# Adjusting



## Hopeful Heart (Apr 23, 2017)

When do you start to feel "normal" again?

I just joined today. I've been looking around a bit and reading some of the forums. Some people seem lost, like me. Then there are others in the singles forum who seem to have it all figured out. When do I get there, how long does it take?

I've been married for 15 years separated for about 8 months. I'm just now getting used to the fact that my house doesn't get dirty anymore. lol Groceries do not cost $500.00 a week. Oddly, the lights are never left on anymore and I'm not kept awake by snoring. I sometimes find myself standing in my living room looking around thinking of something to do. That's how I ended up here. 

I was so afraid to be alone, but it doesn't suck.


----------



## Lostme (Nov 14, 2014)

Everyone is different it all just takes time, just try to keep yourself busy with things you like to do. 

Buy something for yourself with the money you are saving paying less for bills and food, it doesn't have to be anything expensive just something that makes you feel good.


----------



## SunCMars (Feb 29, 2016)

Separated. Still married waiting on divorce?

Does that mean no dating?

If it does, do both agree?

Where are you taking us?


----------



## Hopeful Heart (Apr 23, 2017)

Yes waiting on divorce.

Dating? Hadn't even thought of that.
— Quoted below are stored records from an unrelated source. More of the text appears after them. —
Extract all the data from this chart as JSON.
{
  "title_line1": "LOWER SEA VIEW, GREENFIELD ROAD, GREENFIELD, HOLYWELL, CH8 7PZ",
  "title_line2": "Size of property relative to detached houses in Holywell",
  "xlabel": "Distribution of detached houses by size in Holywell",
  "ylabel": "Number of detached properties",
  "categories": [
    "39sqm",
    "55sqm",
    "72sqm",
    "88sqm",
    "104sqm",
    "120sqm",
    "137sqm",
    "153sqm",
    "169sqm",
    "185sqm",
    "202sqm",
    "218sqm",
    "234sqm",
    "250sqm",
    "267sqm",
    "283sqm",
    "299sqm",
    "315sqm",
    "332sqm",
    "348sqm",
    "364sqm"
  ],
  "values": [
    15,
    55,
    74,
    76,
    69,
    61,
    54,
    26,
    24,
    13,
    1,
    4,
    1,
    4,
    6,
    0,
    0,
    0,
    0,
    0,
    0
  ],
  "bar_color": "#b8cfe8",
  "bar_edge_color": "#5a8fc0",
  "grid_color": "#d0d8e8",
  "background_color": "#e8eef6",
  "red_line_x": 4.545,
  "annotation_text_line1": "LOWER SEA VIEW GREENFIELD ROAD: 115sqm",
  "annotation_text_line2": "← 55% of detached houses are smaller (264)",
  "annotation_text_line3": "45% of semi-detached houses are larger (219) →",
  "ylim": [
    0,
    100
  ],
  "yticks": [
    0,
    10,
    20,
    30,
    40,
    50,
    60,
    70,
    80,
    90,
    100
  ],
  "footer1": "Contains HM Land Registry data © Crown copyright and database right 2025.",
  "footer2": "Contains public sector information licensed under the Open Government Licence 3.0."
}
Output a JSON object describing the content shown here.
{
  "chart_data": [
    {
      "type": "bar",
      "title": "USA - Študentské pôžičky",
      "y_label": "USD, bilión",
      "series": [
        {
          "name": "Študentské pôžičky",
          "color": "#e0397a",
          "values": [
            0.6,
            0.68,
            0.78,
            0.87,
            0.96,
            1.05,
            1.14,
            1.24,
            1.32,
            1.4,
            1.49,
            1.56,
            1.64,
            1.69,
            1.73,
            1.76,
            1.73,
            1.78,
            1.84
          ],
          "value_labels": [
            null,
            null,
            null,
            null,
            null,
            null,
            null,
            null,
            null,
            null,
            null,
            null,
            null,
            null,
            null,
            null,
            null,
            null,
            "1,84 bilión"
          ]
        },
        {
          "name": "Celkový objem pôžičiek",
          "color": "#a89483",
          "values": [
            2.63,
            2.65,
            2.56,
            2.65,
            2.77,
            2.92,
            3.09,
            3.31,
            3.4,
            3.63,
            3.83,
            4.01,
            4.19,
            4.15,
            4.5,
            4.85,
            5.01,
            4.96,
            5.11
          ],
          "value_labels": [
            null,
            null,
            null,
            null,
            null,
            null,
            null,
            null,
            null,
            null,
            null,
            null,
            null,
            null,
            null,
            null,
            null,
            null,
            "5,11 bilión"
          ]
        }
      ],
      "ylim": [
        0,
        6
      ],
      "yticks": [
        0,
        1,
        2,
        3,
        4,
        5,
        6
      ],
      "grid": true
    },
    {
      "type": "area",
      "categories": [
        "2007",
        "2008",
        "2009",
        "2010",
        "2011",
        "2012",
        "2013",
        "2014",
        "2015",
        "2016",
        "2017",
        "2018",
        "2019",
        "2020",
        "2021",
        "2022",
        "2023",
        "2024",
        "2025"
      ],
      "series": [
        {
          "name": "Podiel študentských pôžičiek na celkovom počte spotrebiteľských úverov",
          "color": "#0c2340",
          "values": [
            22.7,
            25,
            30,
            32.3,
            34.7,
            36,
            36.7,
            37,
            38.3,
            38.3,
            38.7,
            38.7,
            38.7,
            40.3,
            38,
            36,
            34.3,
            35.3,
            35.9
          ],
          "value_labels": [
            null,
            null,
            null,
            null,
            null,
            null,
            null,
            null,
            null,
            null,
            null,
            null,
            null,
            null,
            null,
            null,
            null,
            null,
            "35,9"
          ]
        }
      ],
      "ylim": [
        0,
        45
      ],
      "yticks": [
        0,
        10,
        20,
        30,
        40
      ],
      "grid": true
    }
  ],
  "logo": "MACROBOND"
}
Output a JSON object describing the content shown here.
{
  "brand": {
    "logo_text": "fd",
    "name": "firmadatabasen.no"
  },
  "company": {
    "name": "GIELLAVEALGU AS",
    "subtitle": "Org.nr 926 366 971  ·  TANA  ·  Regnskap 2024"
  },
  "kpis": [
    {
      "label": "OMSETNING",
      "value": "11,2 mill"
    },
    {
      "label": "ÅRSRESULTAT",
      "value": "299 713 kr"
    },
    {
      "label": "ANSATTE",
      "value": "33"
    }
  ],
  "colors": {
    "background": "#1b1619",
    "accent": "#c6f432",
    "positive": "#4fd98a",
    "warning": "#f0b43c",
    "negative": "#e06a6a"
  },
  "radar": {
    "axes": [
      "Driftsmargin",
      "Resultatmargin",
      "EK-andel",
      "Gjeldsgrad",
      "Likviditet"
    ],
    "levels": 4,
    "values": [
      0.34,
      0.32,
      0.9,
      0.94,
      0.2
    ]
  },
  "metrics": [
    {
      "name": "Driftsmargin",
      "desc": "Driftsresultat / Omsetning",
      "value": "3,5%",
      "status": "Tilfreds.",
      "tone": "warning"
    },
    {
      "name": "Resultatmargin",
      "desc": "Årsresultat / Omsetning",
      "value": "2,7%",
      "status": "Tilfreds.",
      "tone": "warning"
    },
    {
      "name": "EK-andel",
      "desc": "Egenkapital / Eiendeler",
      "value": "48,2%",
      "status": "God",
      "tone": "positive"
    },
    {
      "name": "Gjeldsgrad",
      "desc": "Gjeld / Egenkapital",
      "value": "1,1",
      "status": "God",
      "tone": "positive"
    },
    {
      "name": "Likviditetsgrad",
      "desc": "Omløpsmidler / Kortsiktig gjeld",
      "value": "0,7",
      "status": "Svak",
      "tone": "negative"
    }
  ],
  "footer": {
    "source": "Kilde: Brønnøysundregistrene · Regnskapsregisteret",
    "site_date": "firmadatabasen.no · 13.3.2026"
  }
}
As of right now, I have to figure out who I am. Don't even know me anymore. I have done everything my husbands way and the things my husband has wanted to do for so long. I'm not sure.

He is free to do what he will. Doesn't matter one way or the other to me.

I was just wanting to hear from others how long it took them to adjust and become someone they recognized again. Feeling kind of empty.


----------



## bwent (Oct 20, 2016)

You have good days and bad days my friend. I've been separated 1.5 years. I am in the middle of divorce stuff. I'm having a really bad night tonight... Just feel lost and lonely. But I didn't feel like that yesterday while I was out having a drink with my coworkers and stuff. I don't feel lost when I hold my baby nephew or I walk my dog. It just creeps up on you.

No matter how common it is, we never think divorce will happen to us. It's ok to feel overwhelmed by it.


----------



## Cooper (Apr 18, 2008)

Hopeful Heart one day you're going to laugh out loud at something silly, or your going to catch yourself singing and dancing for no other reason than it feels good! There's no set time frame, and it won't happen like flipping a switch, but the happy moments keep getting closer and closer together and one day you're just over it.


----------